Tonsillectomy is one of the most common major pediatric otorhinolaryngology surgeries world wide (1,2). It is estimated that more than half a million tonsillectomy procedures are performed in the USA annually (3). It is sometimes combined with adenoidectomy, and this joint procedure is referred to as ‘adenotonsillectomy’ (4,5). Although tonsillectomy and adenoidectomy are both considered very safe procedures, combining these two procedures could increase the risk of complications (6).The main indications for tonsillectomy could be grouped into two categories: infectious and obstructive indications (7). Nowadays, especially in developed countries, non-infectious indications are becoming more common than infectious (8).
Current evidence supports performing adenotonsillectomy as a day case for pediatric cases between three and seventeen years old (9). Surgeons worldwide are currently using several techniques to perform adenotonsillectomy (10,11). The choice of the technique generally depends on the surgeon’s familiarity and experience with the selected technique (8). The literature is full of articles that compare the complications of each technique, and the complication rates are relatively close to each other (12-14).
The mortality rate post-tonsillectomy ranges from 1 every 10,000 to 1 every 35,000 procedures, and the morbidity rate ranges from 2–14% (1,6). Adenotonsillectomy complications are well documented in the literature (15,16). Several studies indicated that the most common complications of adenotonsillectomy are pain, hemorrhage, dehydration, airway obstruction and other respiratory complications (2,3). However, most articles focus on bleeding and ignore other common complications (3,16).
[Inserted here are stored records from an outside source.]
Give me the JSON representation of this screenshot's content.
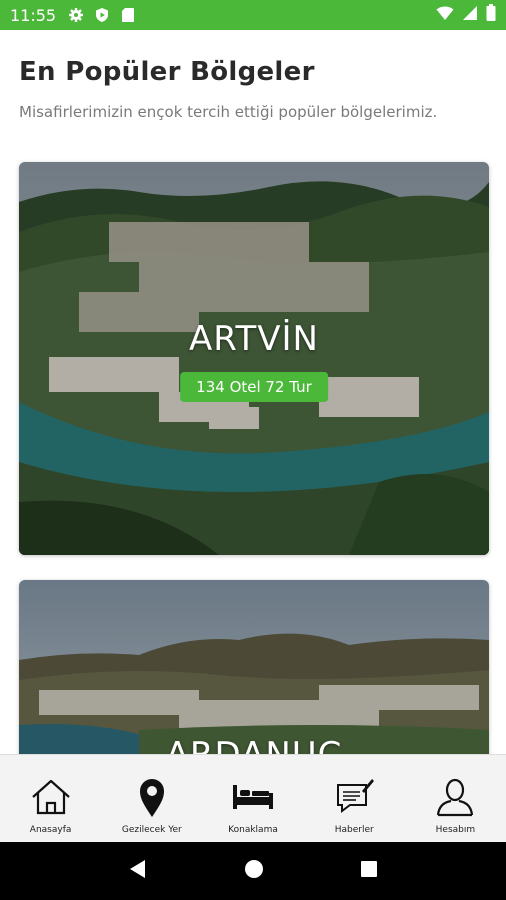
{
  "status_bar": {
    "time": "11:55",
    "background": "#4cb83a",
    "left_icons": [
      "settings-icon",
      "play-protect-icon",
      "sd-card-icon"
    ],
    "right_icons": [
      "wifi-icon",
      "signal-icon",
      "battery-icon"
    ]
  },
  "header": {
    "title": "En Popüler Bölgeler",
    "subtitle": "Misafirlerimizin ençok tercih ettiği popüler bölgelerimiz."
  },
  "regions": [
    {
      "name": "ARTVİN",
      "badge": "134 Otel 72 Tur"
    },
    {
      "name": "ARDANUÇ"
    }
  ],
  "bottom_nav": {
    "items": [
      {
        "label": "Anasayfa",
        "icon": "home-icon"
      },
      {
        "label": "Gezilecek Yer",
        "icon": "map-pin-icon"
      },
      {
        "label": "Konaklama",
        "icon": "bed-icon"
      },
      {
        "label": "Haberler",
        "icon": "news-icon"
      },
      {
        "label": "Hesabım",
        "icon": "user-icon"
      }
    ]
  },
  "colors": {
    "accent": "#4cb83a",
    "nav_background": "#f3f3f3"
  }
}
Dehydration is one of the easily preventable complications of adenotonsillectomy, yet it could be fatal, especially in young patients with low body weight and low volume reserve (6,17). There is a scarcity of studies that describe dehydration post-adenotonsillectomy and almost all available studies were conducted in Western or developed countries (17,18).
Although prevention of dehydration post adenotonsillectomy is the primary concern of the surgeon, it is a multidisciplinary task that involves the parents, nurses, and medical doctors (19). Dehydration prevention includes the implementation of pain management protocols, preoperative and postoperative education, proper hydration, observation during and after hospital care, and other measures (5,15,20).
The objective of this observational single-center study is to measure the prevalence of dehydration among pediatric adenotonsillectomy patients in a tertiary hospital in Amman and to identify the risk factors that could be associated with it.
Methods
Data of this retrospective study was collected by health records review of patients who underwent adenotonsillectomy between January 2015 and June 2020 at Ibn Al-Haytham Hospital. Ibn Al-Haytham Hospital is a 200-bed hospital, and it is considered one of the leading tertiary private hospitals in Amman, Jordan (21).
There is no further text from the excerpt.